Exercise of Options 

 

On February 21, 2018, a consultant exercised 896 options on a cashless basis which resulted in the issuance of 394 shares of the Company’s common stock. 

 

Stock Based Compensation 

 

Stock Options 

 

The following table summarizes stock option activity during the three months ended March 31, 2018: 

 

      Shares Underlying Options     Weighed Average Exercise Price     Weighted average Remaining Contractual Life (years)     Aggregate Intrinsic Value  
Outstanding at December 31, 2017       1,803,094     $ 4.41       9.19     $ 334  
Granted       94,000       4.58               —   
Exercised       (896 )     2.52             2  
Forfeited/canceled       (8,968 )     4.30                  
Outstanding at March 31, 2018       1,887,230     $ 4.42       9.04     $ 330  

  

At March 31, 2018, unamortized stock compensation for stock options was $2,494, with a weighted-average recognition period of 1.21 years. 

 

At March 31, 2018, outstanding options to purchase 657,305 shares of common stock were exercisable with a weighted-average exercise price per share of $4.31. 

 

Stock Based Compensation 

 

The following table sets forth total non-cash stock-based compensation by operating statement classification for the three months ended March 31, 2018 and 2017:  

 

    Three Months ended March 31,  
    2018     2017  
Research and development   $ 68     $ 6  
Marketing     29        
General and administrative     505       647  
Total   $ 602     $ 653  

 

 The options granted during the three months ending March 31, 2018 were valued using the Black-Scholes option pricing model using the following weighted average assumptions: (i) expected life of 5.7 years, (ii) volatility of 67.04%, (iii) risk free interest rate of 2.63% and (iv) dividend yield of zero. 

 

2016 Equity Incentive Plan 

 

The Company has one equity incentive plan that was adjusted in 2016. As of March 31, 2018, there are 2,641,250 shares of common stock available for issuance under the 2016 Equity Incentive Plan (the “Equity Plan”).

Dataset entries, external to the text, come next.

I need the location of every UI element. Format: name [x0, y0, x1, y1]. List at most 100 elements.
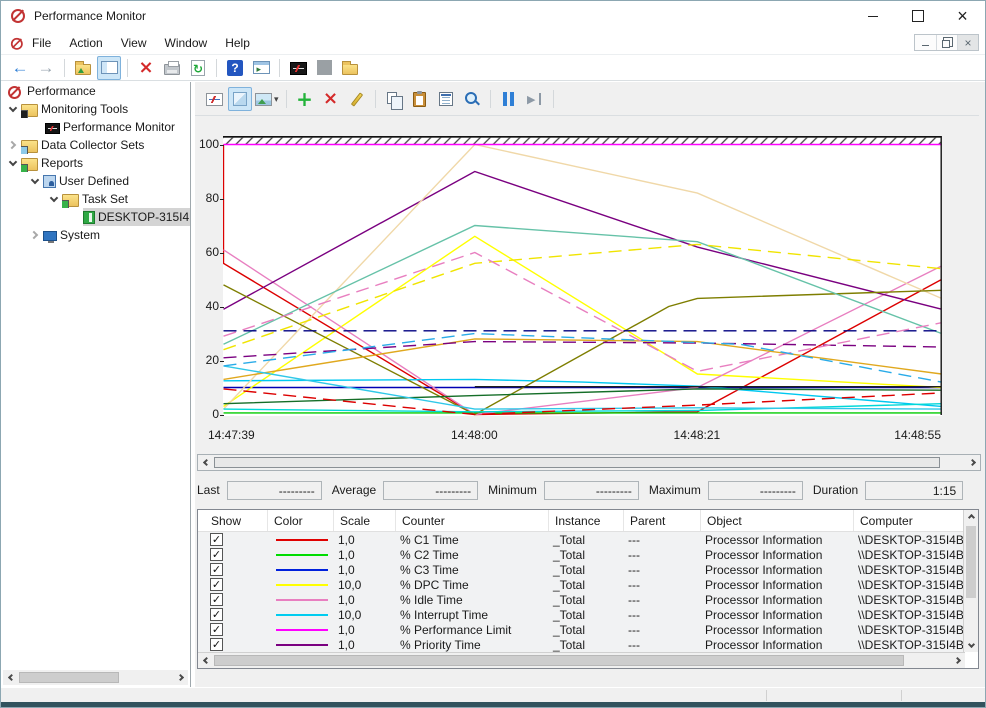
blank-square-button[interactable]: [312, 56, 336, 80]
tree-item-desktop-315i4b9[interactable]: DESKTOP-315I4B9: [1, 208, 190, 226]
scroll-left-icon[interactable]: [3, 670, 19, 685]
chevron-down-icon[interactable]: [5, 154, 21, 172]
show-checkbox[interactable]: [210, 563, 223, 576]
table-vscroll-thumb[interactable]: [966, 526, 976, 598]
chart-scroll-thumb[interactable]: [214, 457, 940, 468]
table-row-c3-time[interactable]: 1,0% C3 Time_Total---Processor Informati…: [198, 562, 965, 577]
scroll-left-icon[interactable]: [198, 455, 214, 470]
refresh-button[interactable]: [186, 56, 210, 80]
table-vertical-scrollbar[interactable]: [963, 510, 978, 652]
tree-horizontal-scrollbar[interactable]: [3, 670, 188, 685]
cell-object: Processor Information: [701, 548, 854, 562]
paste-counter-list-button[interactable]: [408, 87, 432, 111]
chart-horizontal-scrollbar[interactable]: [197, 454, 981, 471]
table-row-idle-time[interactable]: 1,0% Idle Time_Total---Processor Informa…: [198, 592, 965, 607]
column-header-object[interactable]: Object: [701, 510, 854, 531]
tree-item-data-collector-sets[interactable]: Data Collector Sets: [1, 136, 190, 154]
view-current-activity-button[interactable]: [202, 87, 226, 111]
tree-item-user-defined[interactable]: User Defined: [1, 172, 190, 190]
table-horizontal-scrollbar[interactable]: [198, 652, 965, 668]
column-header-computer[interactable]: Computer: [854, 510, 964, 531]
scroll-right-icon[interactable]: [964, 455, 980, 470]
menu-window[interactable]: Window: [156, 33, 217, 53]
chevron-down-icon[interactable]: [5, 100, 21, 118]
update-data-button[interactable]: [523, 87, 547, 111]
column-header-parent[interactable]: Parent: [624, 510, 701, 531]
performance-chart-button[interactable]: [286, 56, 310, 80]
cell-instance: _Total: [549, 608, 624, 622]
performance-chart-icon: [290, 62, 307, 75]
tree-item-system[interactable]: System: [1, 226, 190, 244]
show-checkbox[interactable]: [210, 608, 223, 621]
add-counter-icon: [296, 90, 314, 108]
table-row-performance-limit[interactable]: 1,0% Performance Limit_Total---Processor…: [198, 622, 965, 637]
close-button[interactable]: [940, 1, 985, 31]
menu-action[interactable]: Action: [60, 33, 111, 53]
tree-item-reports[interactable]: Reports: [1, 154, 190, 172]
cell-computer: \\DESKTOP-315I4B9: [854, 608, 964, 622]
show-console-tree-icon: [101, 61, 118, 74]
scroll-left-icon[interactable]: [198, 653, 214, 668]
show-checkbox[interactable]: [210, 623, 223, 636]
show-checkbox[interactable]: [210, 593, 223, 606]
tree-item-performance[interactable]: Performance: [1, 82, 190, 100]
show-checkbox[interactable]: [210, 533, 223, 546]
menu-view[interactable]: View: [112, 33, 156, 53]
delete-counter-button[interactable]: [319, 87, 343, 111]
color-swatch: [276, 629, 328, 631]
back-button[interactable]: [8, 56, 32, 80]
table-row-interrupt-time[interactable]: 10,0% Interrupt Time_Total---Processor I…: [198, 607, 965, 622]
tree-scroll-thumb[interactable]: [19, 672, 119, 683]
delete-counter-icon: [322, 90, 340, 108]
chevron-down-icon[interactable]: [46, 190, 62, 208]
chevron-right-icon[interactable]: [27, 226, 43, 244]
scroll-right-icon[interactable]: [949, 653, 965, 668]
minimize-button[interactable]: [850, 1, 895, 31]
highlight-button[interactable]: [345, 87, 369, 111]
folder-up-button[interactable]: [71, 56, 95, 80]
tree-item-performance-monitor[interactable]: Performance Monitor: [1, 118, 190, 136]
column-header-color[interactable]: Color: [268, 510, 334, 531]
chevron-down-icon[interactable]: [27, 172, 43, 190]
zoom-button[interactable]: [460, 87, 484, 111]
table-row-dpc-time[interactable]: 10,0% DPC Time_Total---Processor Informa…: [198, 577, 965, 592]
help-button[interactable]: [223, 56, 247, 80]
child-minimize-button[interactable]: [915, 35, 936, 50]
column-header-scale[interactable]: Scale: [334, 510, 396, 531]
column-header-show[interactable]: Show: [198, 510, 268, 531]
print-button[interactable]: [160, 56, 184, 80]
table-row-priority-time[interactable]: 1,0% Priority Time_Total---Processor Inf…: [198, 637, 965, 652]
child-restore-button[interactable]: [936, 35, 957, 50]
color-swatch: [276, 644, 328, 646]
table-hscroll-thumb[interactable]: [214, 655, 904, 666]
table-row-c1-time[interactable]: 1,0% C1 Time_Total---Processor Informati…: [198, 532, 965, 547]
show-checkbox[interactable]: [210, 578, 223, 591]
view-log-data-button[interactable]: [228, 87, 252, 111]
show-checkbox[interactable]: [210, 638, 223, 651]
tree-item-monitoring-tools[interactable]: Monitoring Tools: [1, 100, 190, 118]
new-folder-button[interactable]: [338, 56, 362, 80]
properties-button[interactable]: [434, 87, 458, 111]
child-close-button[interactable]: [957, 35, 978, 50]
scroll-down-icon[interactable]: [964, 637, 978, 652]
show-console-tree-button[interactable]: [97, 56, 121, 80]
copy-properties-button[interactable]: [382, 87, 406, 111]
maximize-button[interactable]: [895, 1, 940, 31]
column-header-instance[interactable]: Instance: [549, 510, 624, 531]
tree-item-task-set[interactable]: Task Set: [1, 190, 190, 208]
table-row-c2-time[interactable]: 1,0% C2 Time_Total---Processor Informati…: [198, 547, 965, 562]
show-action-pane-button[interactable]: [249, 56, 273, 80]
scroll-up-icon[interactable]: [964, 510, 978, 525]
chevron-right-icon[interactable]: [5, 136, 21, 154]
scroll-right-icon[interactable]: [172, 670, 188, 685]
change-graph-type-button[interactable]: ▾: [254, 87, 280, 111]
series-series-olive: [224, 285, 942, 415]
freeze-display-button[interactable]: [497, 87, 521, 111]
delete-button[interactable]: [134, 56, 158, 80]
menu-help[interactable]: Help: [216, 33, 259, 53]
menu-file[interactable]: File: [23, 33, 60, 53]
show-checkbox[interactable]: [210, 548, 223, 561]
add-counter-button[interactable]: [293, 87, 317, 111]
column-header-counter[interactable]: Counter: [396, 510, 549, 531]
forward-button[interactable]: [34, 56, 58, 80]
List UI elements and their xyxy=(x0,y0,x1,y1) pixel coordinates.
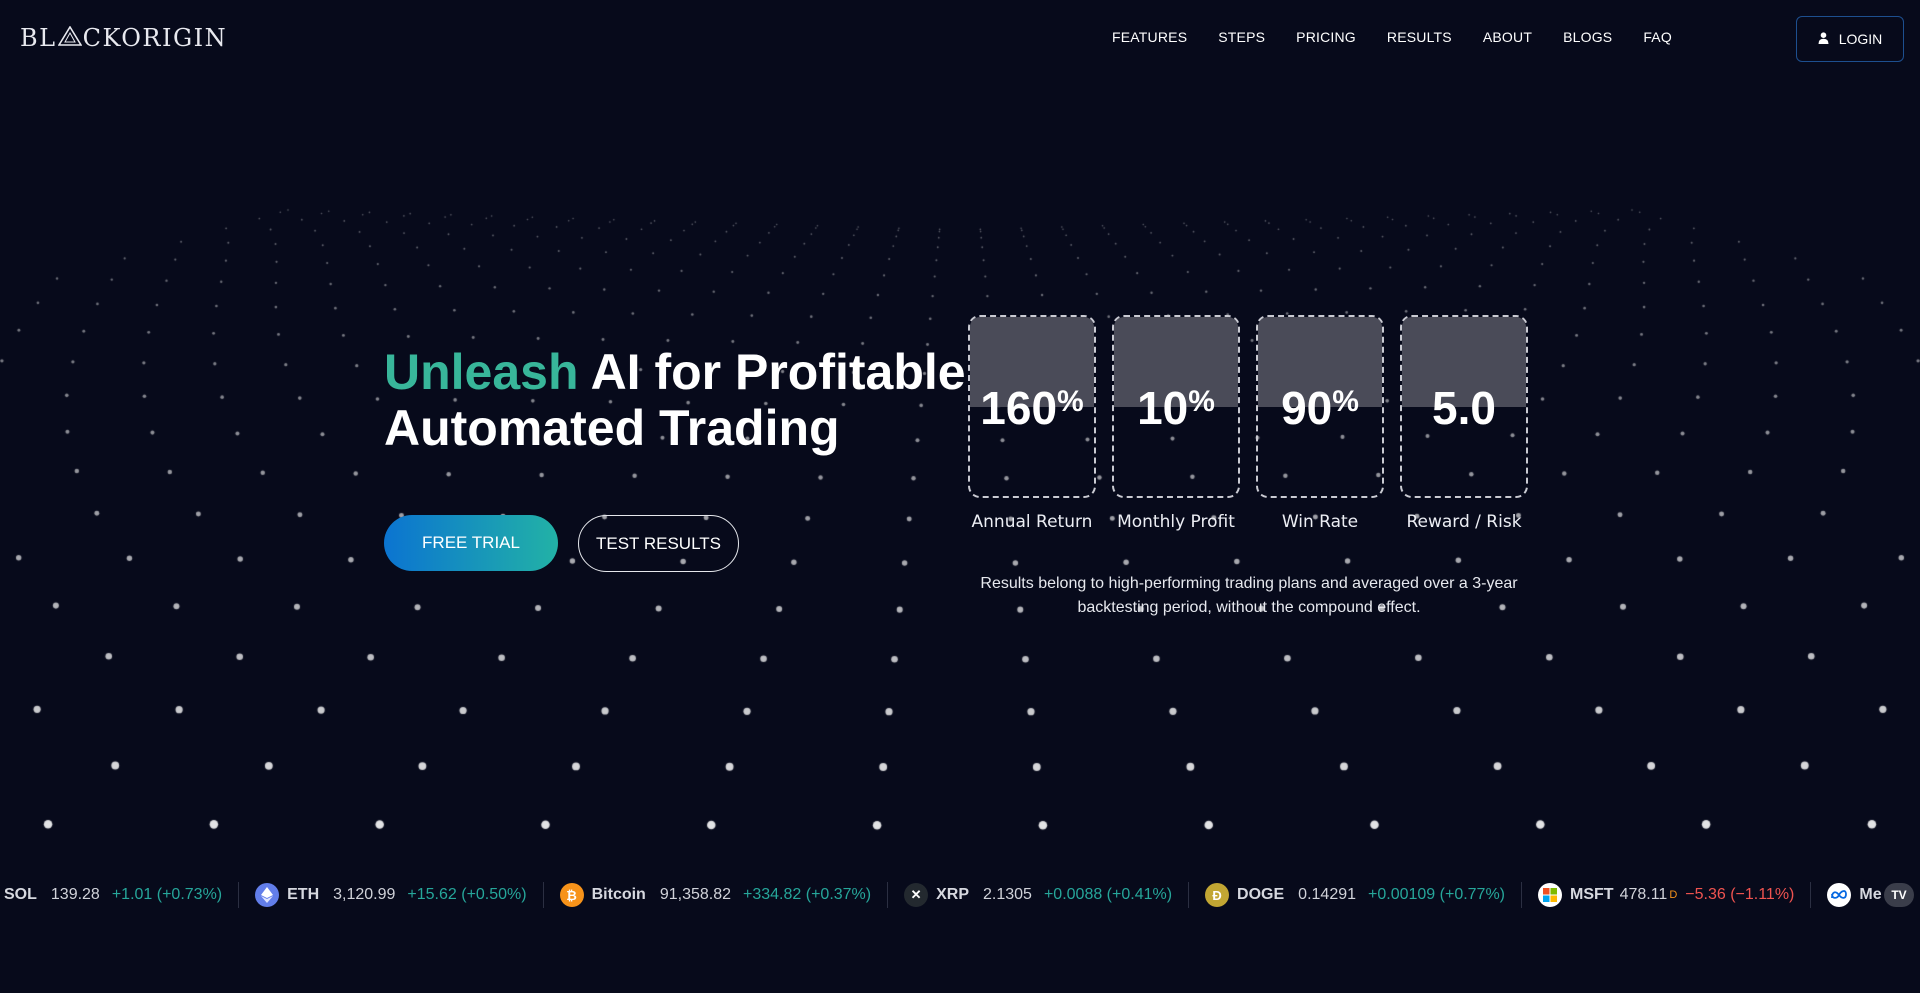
hero-title-accent: Unleash xyxy=(384,344,579,400)
ticker-price: 91,358.82 xyxy=(659,886,732,903)
nav-steps[interactable]: STEPS xyxy=(1218,29,1265,45)
ticker-price: 478.11 xyxy=(1619,886,1668,903)
stat-value: 10% xyxy=(1137,382,1215,434)
stat-value: 90% xyxy=(1281,382,1359,434)
meta-icon xyxy=(1827,883,1852,907)
login-label: LOGIN xyxy=(1838,31,1883,47)
pyramid-logo-icon xyxy=(57,24,83,52)
ticker-symbol: DOGE xyxy=(1237,886,1285,903)
ticker-price: 0.14291 xyxy=(1298,886,1357,903)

The number of shares of common stock available for issuance under the Equity Plan shall increase annually by six percent (6%) of the total number of shares of our Common Stock outstanding on December 31st of the preceding calendar year; provided, however, that the board of directors may act prior to the first day of any calendar year to provide that there shall be no increase such calendar year, or that the increase shall be a lesser number of shares of our Common Stock than would otherwise occur.  

 

As of March 31, 2018, there were 745,788 shares reserved for future issuance under the Equity Plan.